Composer une nouvelle anthologie de la poésie française pour offrir pour les plus jeunes, à l'âge des premières découvertes littéraires, un bref aperçu du somptueux domaine qui les attend ; pour les autres, un discret rappel des poésies immortelles qui les ont enchantés.
La poésie française est ici représentée par « ces vers qui chantent dans la tête alors que la mémoire est absente » [ Verlaine ]
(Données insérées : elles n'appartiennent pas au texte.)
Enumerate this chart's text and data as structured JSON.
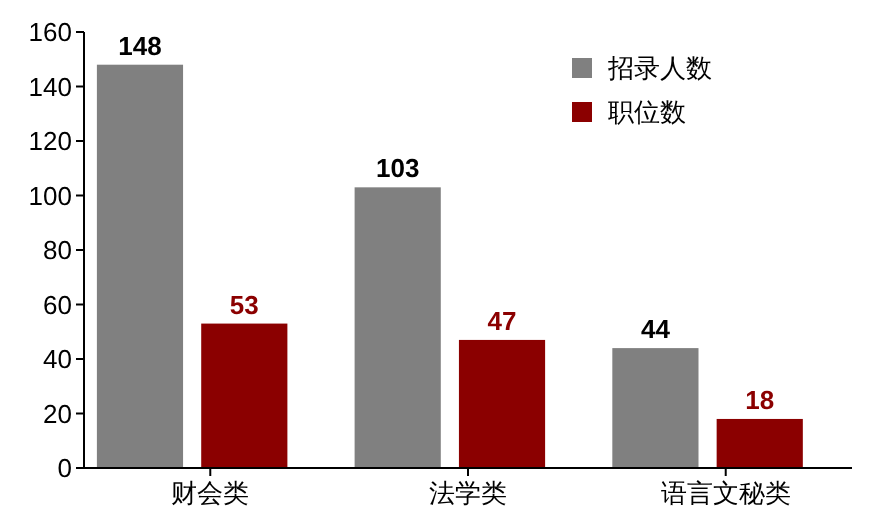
{
  "chart_data": {
    "type": "bar",
    "categories": [
      "财会类",
      "法学类",
      "语言文秘类"
    ],
    "series": [
      {
        "name": "招录人数",
        "color": "#808080",
        "values": [
          148,
          103,
          44
        ]
      },
      {
        "name": "职位数",
        "color": "#8b0000",
        "values": [
          53,
          47,
          18
        ]
      }
    ],
    "ylim": [
      0,
      160
    ],
    "yticks": [
      0,
      20,
      40,
      60,
      80,
      100,
      120,
      140,
      160
    ],
    "data_labels": true,
    "legend": "top right",
    "grid": false
  }
}
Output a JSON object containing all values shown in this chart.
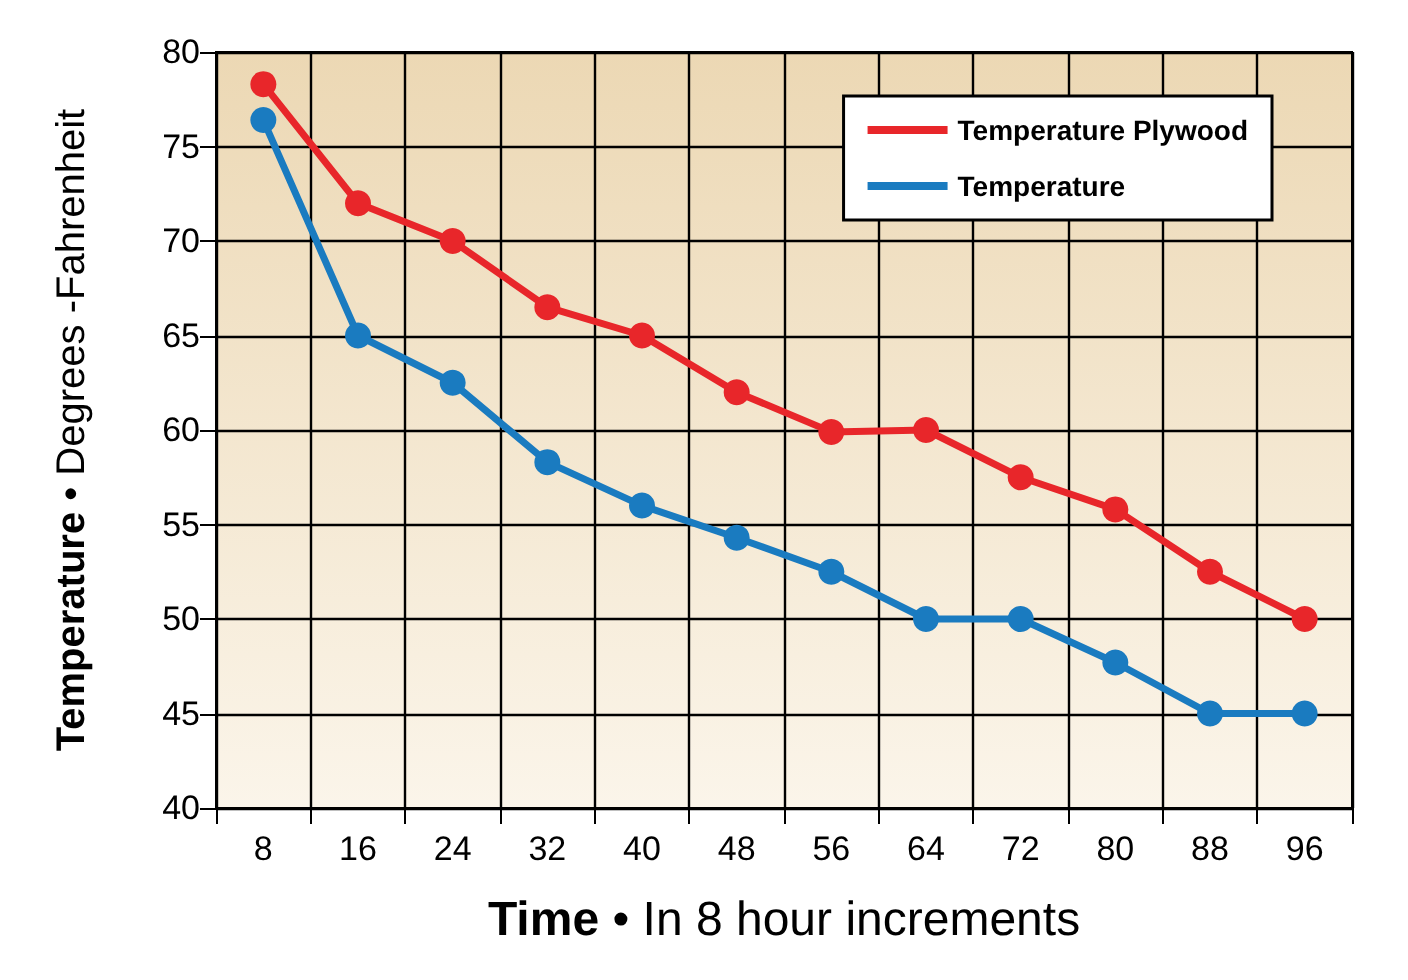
{
  "chart_data": {
    "type": "line",
    "xlabel": "Time • In 8 hour increments",
    "ylabel": "Temperature • Degrees -Fahrenheit",
    "categories": [
      "8",
      "16",
      "24",
      "32",
      "40",
      "48",
      "56",
      "64",
      "72",
      "80",
      "88",
      "96"
    ],
    "series": [
      {
        "name": "Temperature Plywood",
        "color": "#e8262a",
        "values": [
          78.3,
          72,
          70,
          66.5,
          65,
          62,
          59.9,
          60,
          57.5,
          55.8,
          52.5,
          50
        ]
      },
      {
        "name": "Temperature",
        "color": "#1a7bc0",
        "values": [
          76.4,
          65,
          62.5,
          58.3,
          56,
          54.3,
          52.5,
          50,
          50,
          47.7,
          45,
          45
        ]
      }
    ],
    "ylim": [
      40,
      80
    ],
    "yticks": [
      40,
      45,
      50,
      55,
      60,
      65,
      70,
      75,
      80
    ],
    "grid": true,
    "legend": "top right",
    "marker": "circle",
    "line_style": "solid"
  }
}
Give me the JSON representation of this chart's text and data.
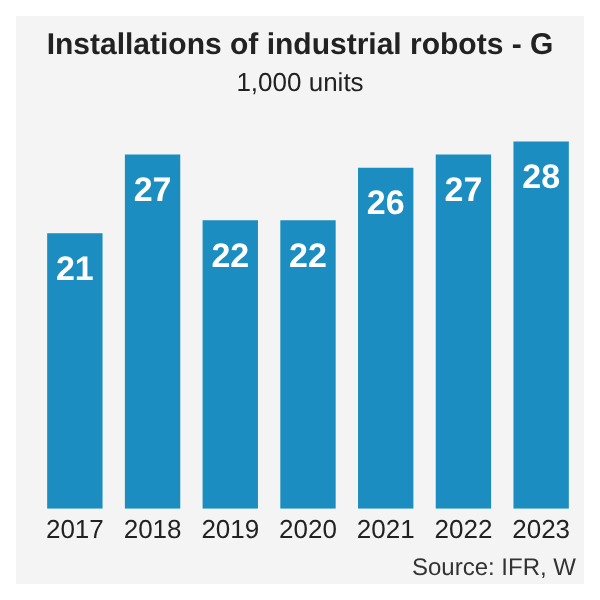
{
  "chart_data": {
    "type": "bar",
    "title": "Installations of industrial robots - G",
    "subtitle": "1,000 units",
    "categories": [
      "2017",
      "2018",
      "2019",
      "2020",
      "2021",
      "2022",
      "2023"
    ],
    "values": [
      21,
      27,
      22,
      22,
      26,
      27,
      28
    ],
    "color": "#1b8dc0",
    "data_labels": true,
    "relative": false,
    "grid": false,
    "legend": false,
    "annotations": [
      "Source: IFR, W"
    ]
  }
}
Nouveaux poèmes ou vers déjà connus ?



Un peu de poésie dans votre vie... Vous souvenez-vous de quelques vers des poèmes encore aujourd'hui ? Pouvez-vous réciter par coeur la morale de la fable Le Corbeau et le Renard ? Sonnet à Marie, de Ronsard, Mon rêve familier, de Verlaine, La Courbe de tes yeux, de Paul Eluard, Je t'adore, de Baudelaire : quel est votre poème préféré ? Peut-être allez vous re-découvrir dans cette sélection de nouveaux poèmes celui que vous connaissiez par coeur enfant ?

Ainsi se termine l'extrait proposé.